Banjo began a turn in our featureless world. You can feel changes while flying in the blind, as when Banjo started his turn, but after the bank is established, you can’t tell it from straight and level flying. Banjo was staring straight ahead into nothingness, and the ship was diving again.
“Banjo, the VSI.”
He said nothing, but he stopped the dive and began a climb again.
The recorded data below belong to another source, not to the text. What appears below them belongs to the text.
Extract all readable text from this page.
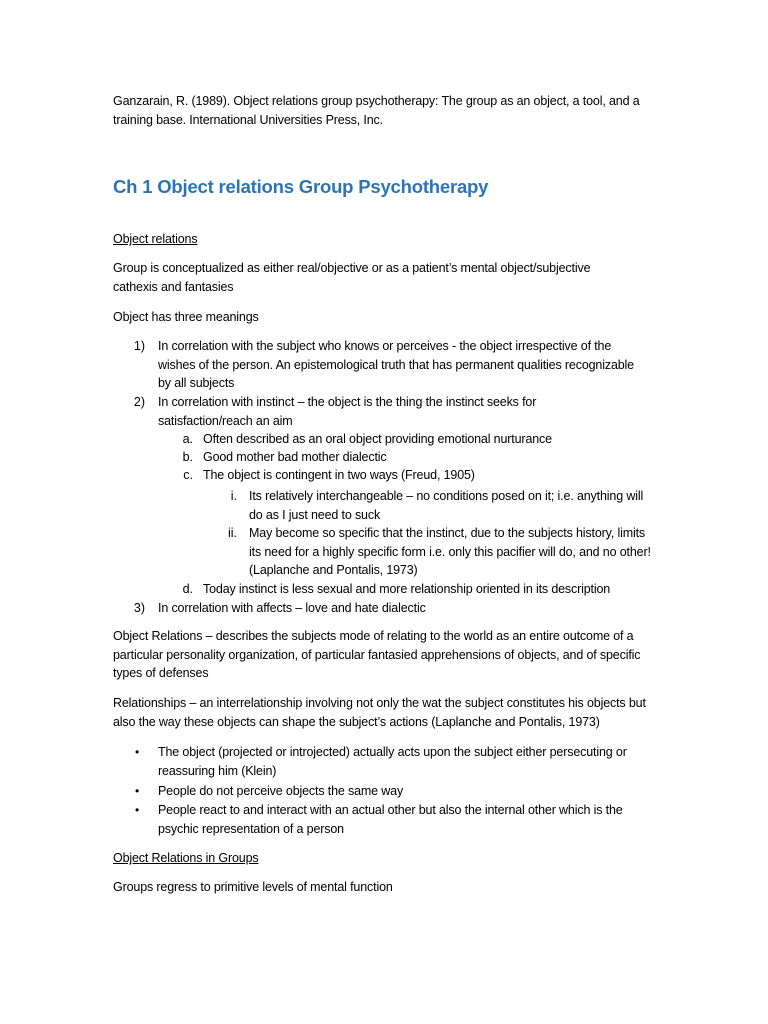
Ganzarain, R. (1989). Object relations group psychotherapy: The group as an object, a tool, and a training base. International Universities Press, Inc.

Ch 1 Object relations Group Psychotherapy

Object relations

Group is conceptualized as either real/objective or as a patient’s mental object/subjective cathexis and fantasies

Object has three meanings

1) In correlation with the subject who knows or perceives - the object irrespective of the wishes of the person. An epistemological truth that has permanent qualities recognizable by all subjects

2) In correlation with instinct – the object is the thing the instinct seeks for satisfaction/reach an aim

a. Often described as an oral object providing emotional nurturance

b. Good mother bad mother dialectic

c. The object is contingent in two ways (Freud, 1905)

i. Its relatively interchangeable – no conditions posed on it; i.e. anything will do as I just need to suck

ii. May become so specific that the instinct, due to the subjects history, limits its need for a highly specific form i.e. only this pacifier will do, and no other! (Laplanche and Pontalis, 1973)

d. Today instinct is less sexual and more relationship oriented in its description

3) In correlation with affects – love and hate dialectic

Object Relations – describes the subjects mode of relating to the world as an entire outcome of a particular personality organization, of particular fantasied apprehensions of objects, and of specific types of defenses

Relationships – an interrelationship involving not only the wat the subject constitutes his objects but also the way these objects can shape the subject’s actions (Laplanche and Pontalis, 1973)

• The object (projected or introjected) actually acts upon the subject either persecuting or reassuring him (Klein)

• People do not perceive objects the same way

• People react to and interact with an actual other but also the internal other which is the psychic representation of a person

Object Relations in Groups

Groups regress to primitive levels of mental function
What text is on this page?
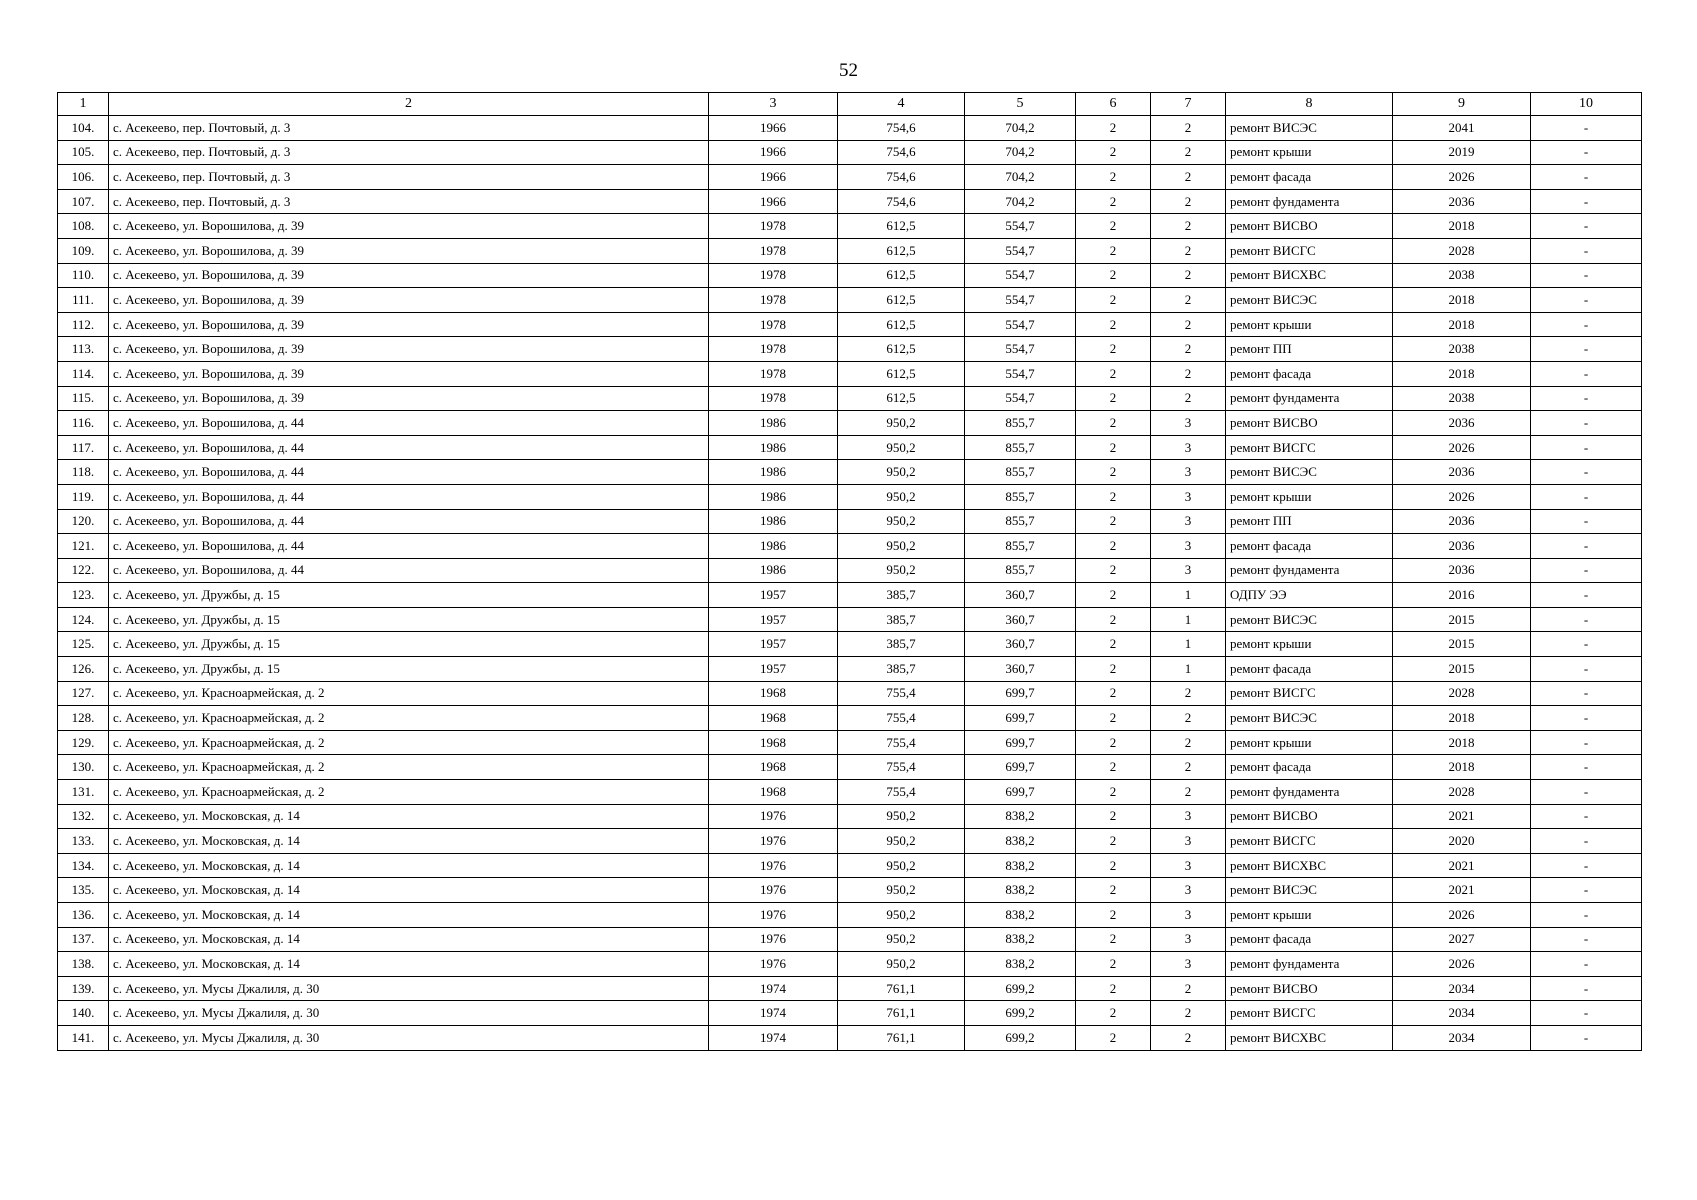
52
1	2	3	4	5	6	7	8	9	10
104.	с. Асекеево, пер. Почтовый, д. 3	1966	754,6	704,2	2	2	ремонт ВИСЭС	2041	-
105.	с. Асекеево, пер. Почтовый, д. 3	1966	754,6	704,2	2	2	ремонт крыши	2019	-
106.	с. Асекеево, пер. Почтовый, д. 3	1966	754,6	704,2	2	2	ремонт фасада	2026	-
107.	с. Асекеево, пер. Почтовый, д. 3	1966	754,6	704,2	2	2	ремонт фундамента	2036	-
108.	с. Асекеево, ул. Ворошилова, д. 39	1978	612,5	554,7	2	2	ремонт ВИСВО	2018	-
109.	с. Асекеево, ул. Ворошилова, д. 39	1978	612,5	554,7	2	2	ремонт ВИСГС	2028	-
110.	с. Асекеево, ул. Ворошилова, д. 39	1978	612,5	554,7	2	2	ремонт ВИСХВС	2038	-
111.	с. Асекеево, ул. Ворошилова, д. 39	1978	612,5	554,7	2	2	ремонт ВИСЭС	2018	-
112.	с. Асекеево, ул. Ворошилова, д. 39	1978	612,5	554,7	2	2	ремонт крыши	2018	-
113.	с. Асекеево, ул. Ворошилова, д. 39	1978	612,5	554,7	2	2	ремонт ПП	2038	-
114.	с. Асекеево, ул. Ворошилова, д. 39	1978	612,5	554,7	2	2	ремонт фасада	2018	-
115.	с. Асекеево, ул. Ворошилова, д. 39	1978	612,5	554,7	2	2	ремонт фундамента	2038	-
116.	с. Асекеево, ул. Ворошилова, д. 44	1986	950,2	855,7	2	3	ремонт ВИСВО	2036	-
117.	с. Асекеево, ул. Ворошилова, д. 44	1986	950,2	855,7	2	3	ремонт ВИСГС	2026	-
118.	с. Асекеево, ул. Ворошилова, д. 44	1986	950,2	855,7	2	3	ремонт ВИСЭС	2036	-
119.	с. Асекеево, ул. Ворошилова, д. 44	1986	950,2	855,7	2	3	ремонт крыши	2026	-
120.	с. Асекеево, ул. Ворошилова, д. 44	1986	950,2	855,7	2	3	ремонт ПП	2036	-
121.	с. Асекеево, ул. Ворошилова, д. 44	1986	950,2	855,7	2	3	ремонт фасада	2036	-
122.	с. Асекеево, ул. Ворошилова, д. 44	1986	950,2	855,7	2	3	ремонт фундамента	2036	-
123.	с. Асекеево, ул. Дружбы, д. 15	1957	385,7	360,7	2	1	ОДПУ ЭЭ	2016	-
124.	с. Асекеево, ул. Дружбы, д. 15	1957	385,7	360,7	2	1	ремонт ВИСЭС	2015	-
125.	с. Асекеево, ул. Дружбы, д. 15	1957	385,7	360,7	2	1	ремонт крыши	2015	-
126.	с. Асекеево, ул. Дружбы, д. 15	1957	385,7	360,7	2	1	ремонт фасада	2015	-
127.	с. Асекеево, ул. Красноармейская, д. 2	1968	755,4	699,7	2	2	ремонт ВИСГС	2028	-
128.	с. Асекеево, ул. Красноармейская, д. 2	1968	755,4	699,7	2	2	ремонт ВИСЭС	2018	-
129.	с. Асекеево, ул. Красноармейская, д. 2	1968	755,4	699,7	2	2	ремонт крыши	2018	-
130.	с. Асекеево, ул. Красноармейская, д. 2	1968	755,4	699,7	2	2	ремонт фасада	2018	-
131.	с. Асекеево, ул. Красноармейская, д. 2	1968	755,4	699,7	2	2	ремонт фундамента	2028	-
132.	с. Асекеево, ул. Московская, д. 14	1976	950,2	838,2	2	3	ремонт ВИСВО	2021	-
133.	с. Асекеево, ул. Московская, д. 14	1976	950,2	838,2	2	3	ремонт ВИСГС	2020	-
134.	с. Асекеево, ул. Московская, д. 14	1976	950,2	838,2	2	3	ремонт ВИСХВС	2021	-
135.	с. Асекеево, ул. Московская, д. 14	1976	950,2	838,2	2	3	ремонт ВИСЭС	2021	-
136.	с. Асекеево, ул. Московская, д. 14	1976	950,2	838,2	2	3	ремонт крыши	2026	-
137.	с. Асекеево, ул. Московская, д. 14	1976	950,2	838,2	2	3	ремонт фасада	2027	-
138.	с. Асекеево, ул. Московская, д. 14	1976	950,2	838,2	2	3	ремонт фундамента	2026	-
139.	с. Асекеево, ул. Мусы Джалиля, д. 30	1974	761,1	699,2	2	2	ремонт ВИСВО	2034	-
140.	с. Асекеево, ул. Мусы Джалиля, д. 30	1974	761,1	699,2	2	2	ремонт ВИСГС	2034	-
141.	с. Асекеево, ул. Мусы Джалиля, д. 30	1974	761,1	699,2	2	2	ремонт ВИСХВС	2034	-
I watched my set of instruments, monitoring Banjo. I wished that Gary was flying, or that I was. Banjo had gone through flight school years earlier, when helicopter instrument flying was not taught. Gary and I had completed instrument training at Fort Rucker, in the Huey. Banjo was an old salt with lots of time. In his mind I was still the rookie.
We were diving again.
“Banjo, if you keep diving like this, we’ll get into a world of shit.” The ship rocked back as he stopped the dive, but he was now turning to the west. “Compass,” I said, sounding like my old instrument instructor. “Compass.” He stopped the turn but started to dive again. “Airspeed.” The airspeed indicator will tell you immediately if you’re climbing or diving: If the airspeed increases, you are diving. Obviously Banjo was too proud to say he didn’t know what the fuck he was doing, especially to me. I had to talk him through this.
“Ninety knots,” I said. That airspeed would keep us in a climb.
Now he was turning again! “Compass.” He corrected. It’s true, I thought. The FAA had tested experienced pilots in flight simulators to see if they could somehow fly seat of the pants, with no visibility. A hundred percent of them crashed.
God, I would love to see something. What if the cloud goes to twenty thousand feet? Can’t go higher than ten or twelve thousand without oxygen. Probably it’s clear over the ocean. Yeah, go over the ocean and come back under the stuff. “Banjo, head farther east.”